Theories can never be "proven." They can only be disproven. (I can never prove that there are no unicorns because there might always be one hiding somewhere I don't know about. But all it takes is one unicorn to disprove my theory that they're only imaginary beasts.) When a theory stands up to all challenges for a hundred years or so and has ramifications and makes predictions that also turn out to be true, it's pretty much taken as fact. Evolution's done just this, standing up to everything the doubters could throw at it for 150 years. It just gets truer every day.

This latest challenge takes the form of: "Since there are some things we don't understand, they can only be due to the workings of a Higher Intelligence." That seems like a pretty crummy argument to me, and yet these jerks are getting away with it, and doing inestiimable damage to science and education in the process.
 
sweetnpetite said:
Creationism is the belief that the earth is only a few thousand years old and that all life sprang de novo from the hand of God.

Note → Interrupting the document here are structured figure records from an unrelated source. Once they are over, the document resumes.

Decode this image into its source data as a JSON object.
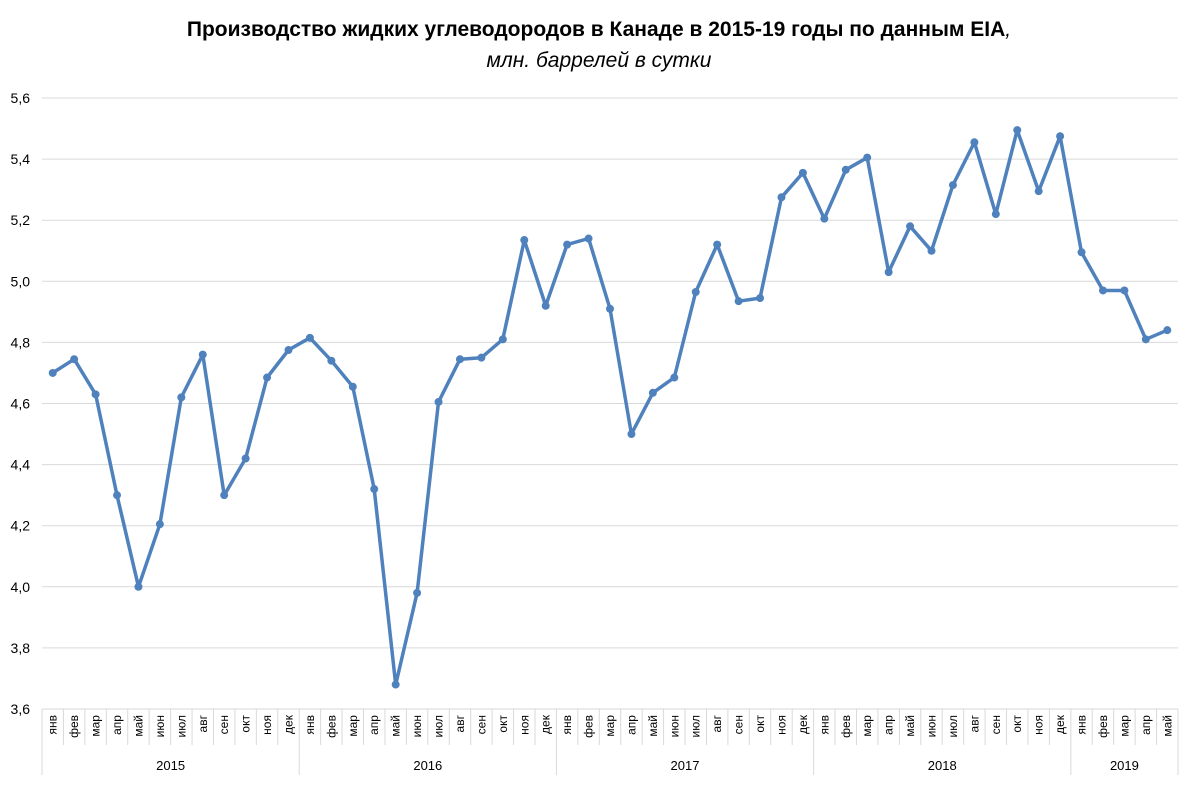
{
  "chart_data": {
    "type": "line",
    "title": "Производство жидких углеводородов в Канаде в 2015-19 годы по данным EIA",
    "title_suffix": ",",
    "subtitle": "млн. баррелей в сутки",
    "xlabel": "",
    "ylabel": "",
    "ylim": [
      3.6,
      5.6
    ],
    "y_ticks": [
      "5,6",
      "5,4",
      "5,2",
      "5,0",
      "4,8",
      "4,6",
      "4,4",
      "4,2",
      "4,0",
      "3,8",
      "3,6"
    ],
    "y_tick_values": [
      5.6,
      5.4,
      5.2,
      5.0,
      4.8,
      4.6,
      4.4,
      4.2,
      4.0,
      3.8,
      3.6
    ],
    "grid": true,
    "legend": "none",
    "series_color": "#4f81bd",
    "years": [
      {
        "label": "2015",
        "months": 12
      },
      {
        "label": "2016",
        "months": 12
      },
      {
        "label": "2017",
        "months": 12
      },
      {
        "label": "2018",
        "months": 12
      },
      {
        "label": "2019",
        "months": 5
      }
    ],
    "categories": [
      "янв",
      "фев",
      "мар",
      "апр",
      "май",
      "июн",
      "июл",
      "авг",
      "сен",
      "окт",
      "ноя",
      "дек",
      "янв",
      "фев",
      "мар",
      "апр",
      "май",
      "июн",
      "июл",
      "авг",
      "сен",
      "окт",
      "ноя",
      "дек",
      "янв",
      "фев",
      "мар",
      "апр",
      "май",
      "июн",
      "июл",
      "авг",
      "сен",
      "окт",
      "ноя",
      "дек",
      "янв",
      "фев",
      "мар",
      "апр",
      "май",
      "июн",
      "июл",
      "авг",
      "сен",
      "окт",
      "ноя",
      "дек",
      "янв",
      "фев",
      "мар",
      "апр",
      "май"
    ],
    "values": [
      4.7,
      4.745,
      4.63,
      4.3,
      4.0,
      4.205,
      4.62,
      4.76,
      4.3,
      4.42,
      4.685,
      4.775,
      4.815,
      4.74,
      4.655,
      4.32,
      3.68,
      3.98,
      4.605,
      4.745,
      4.75,
      4.81,
      5.135,
      4.92,
      5.12,
      5.14,
      4.91,
      4.5,
      4.635,
      4.685,
      4.965,
      5.12,
      4.935,
      4.945,
      5.275,
      5.355,
      5.205,
      5.365,
      5.405,
      5.03,
      5.18,
      5.1,
      5.315,
      5.455,
      5.22,
      5.495,
      5.295,
      5.475,
      5.095,
      4.97,
      4.97,
      4.81,
      4.84
    ]
  }
}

Intelligent design accepts that the earth is millions of years old, but attempts to show that it is mathematically improbable that mere chance can explain the emergence of new species, or the formation of complex biological processes at the molecular level. In that sense, it is falsifiable: orthodox Darwinians simply have to show that all of the staggeringly complex biochemical reactions within higher organisms could be the result of chance.

This is another bullshit ID argument. There are something like 12 amino acids necessary to life. Take a small protein made up of a thousand amino acids. What are the odds of hitting on that combination by random selection? 1000 to the twelfth power, a big fucking number. They ask how that could have possibly happened by random.

But they intentionally look at it backwards. The alley behind my house must contain a million stones. What are the odds of those stones ending up in the exact configuration they're in right now? An even bigger fucking number, and yet there they are. Does that mean that God arranged the stones in my alley? It must. They never could have beaten odds like that on their own.

No. Their logic holds only if you assume that there's only one way to make a protein that works, and that's not true, and if you assume that each protein arose on its own by random joining of amino acids, something we also know is not true.

They know they're distorting, and yet they do it anyway, and you know why? Because their attitude is: fuck you, you dummy! What do you know anyhow? Not enough to challenge their bullshit arguments, that's what they're counting on. They want their God in the classroom and they don't care what kind of lies they have to tell to get him there.

Edited to add: And incidently, it is not the Establishment's duty to disprove every crackpot idea that comes along. It's the crackpot idea's duty to prove to the Establishment that it should be taken seriously.

Science doesn't have to disprove my theory that atoms are actually angels, or that the world disappears whenever I close my eyes. I have to prove to science that there's something to my theories.

So we're under no obligation to prove ID false. They have to prove that they should be taken seriously, and so far they haven't even come close.